I am trying to find overlapping periods for a data frame with two identifiers, which differs from the other questions which have been asked on this topic where overlapping observations had to be counted for only one identifier.
In my data frame, every transaction has a unique ID and every firm which is transacted in has a unique firm identifier. I am trying to find overlapping periods per firm identifier, counted per transaction ID.
I used the code from @Waldi to create this reproducible example, found in this topic (I only added a firm identifier or "FirmID" to the sample data frame):
Code to create a similar dataset:
library (data.table)
size = 1e5
df <- data.frame(
ID = sample(1:round(size / 5, 0)),
FirmID = sample(1:20000),
period = sample(c(5,10,30,45), size, replace = TRUE),
start = sample(seq(
as.Date('1999/01/01'), as.Date('2000/01/01'), by = "day"
), size, replace = TRUE)
) %>% mutate(end = start + period)
The code to find overlapping periods:
dt <- data.table(df, key = c("start", "end"))[, `:=`(row = 1:nrow(df))]
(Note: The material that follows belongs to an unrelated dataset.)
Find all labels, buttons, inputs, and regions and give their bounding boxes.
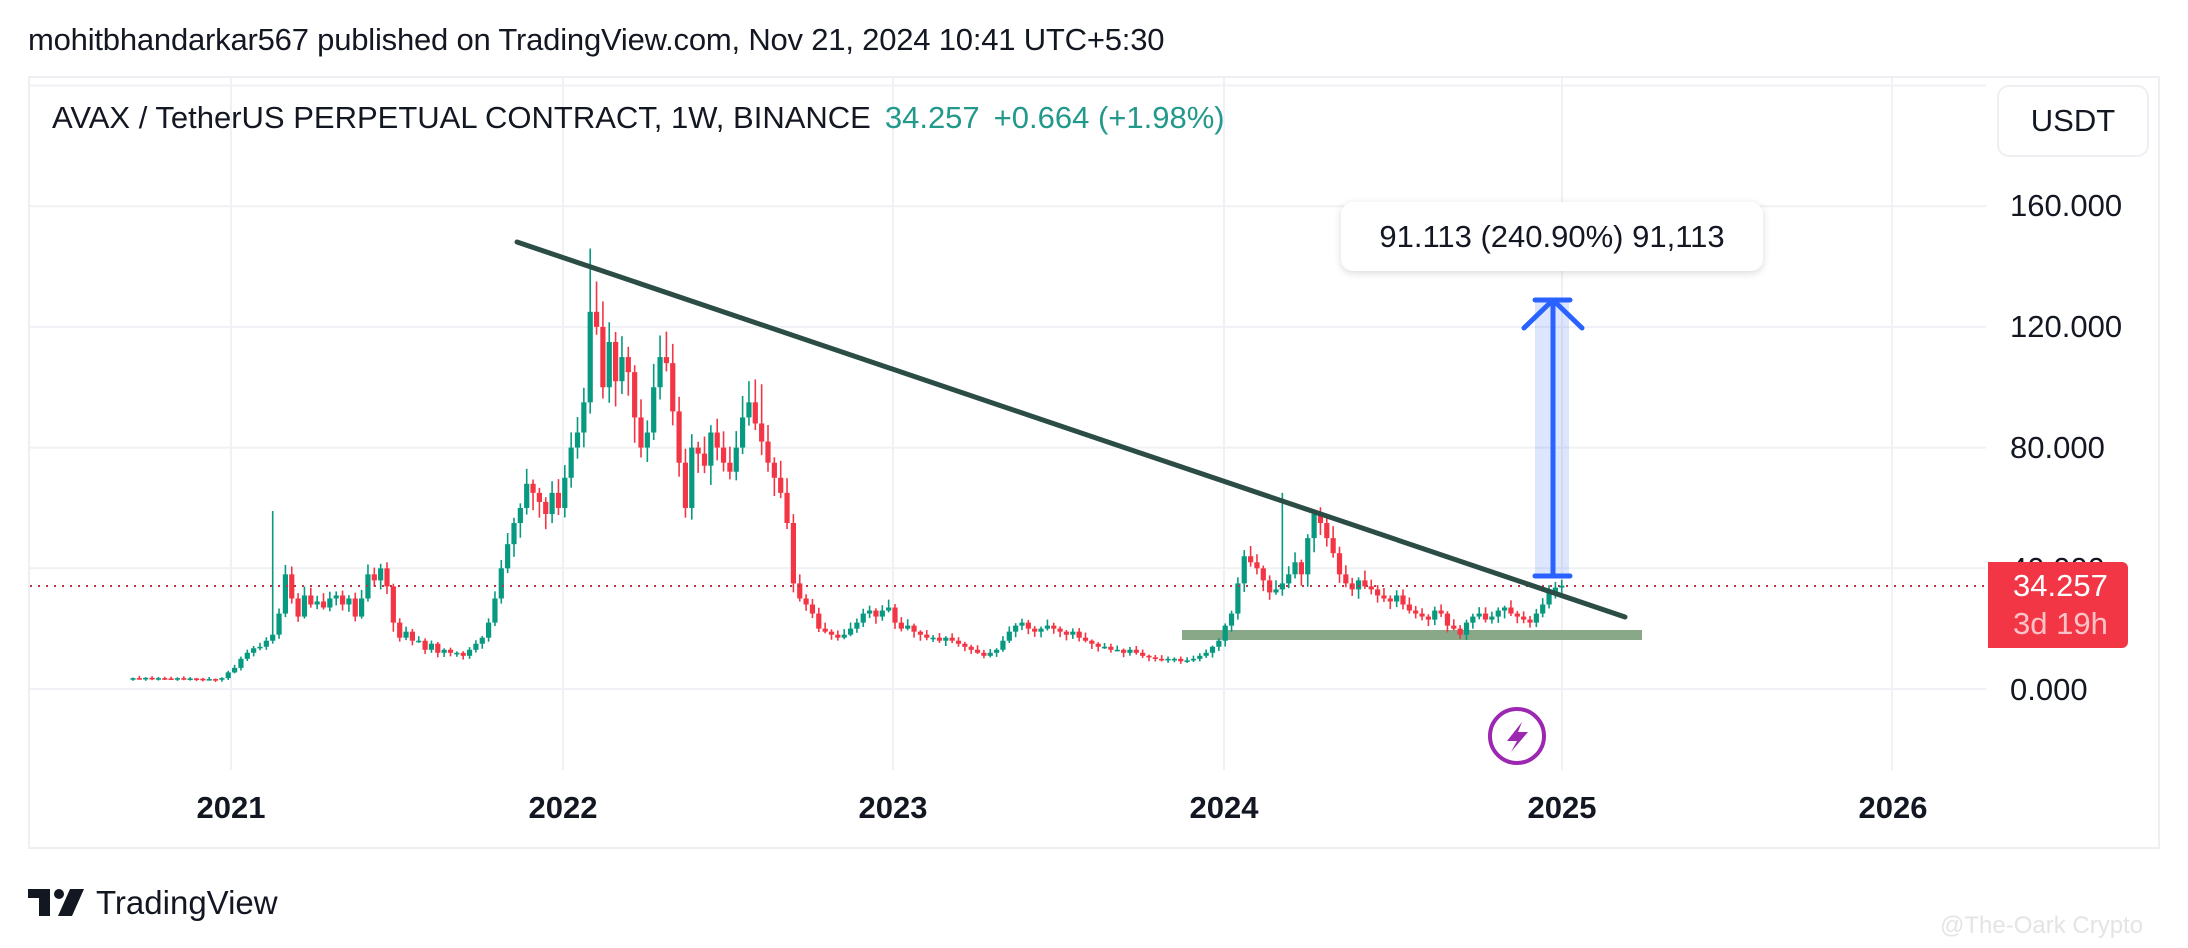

setkey(dt,FirmID,start,end)
foverlaps(dt,dt,by.x=c("FirmID","start","end"),by.y=c("FirmID","start","end"))[
,.(noverlap=.N),by=.(FirmID,row)][
,.(overlap = max(noverlap>1)),by=FirmID][
,.(n=.N),by=.(overlap)][
,pct:=n/sum(n)][]
The only problem with this code, is that it displays the number of overlapping firms, instead of the number of overlapping transactions within a firm identifier.
overlap n pct
1: 0 5333 0.26665
2: 1 14667 0.73335
How can this code be altered for overlapping transaction IDs within a firm identifier? One change I made myself did not yield satisfactory results:
setkey(dt,FirmID,start,end)
foverlaps(dt,dt,by.x=c("FirmID","start","end"),by.y=c("FirmID","start","end"))[
,.(noverlap=.N),by=.(ID,row)][
,.(overlap = max(noverlap>1)),by=ID][
,.(n=.N),by=.(overlap)][
,pct:=n/sum(n)][]
overlap n pct
1: 0 5333 0.26665
2: 1 14667 0.73335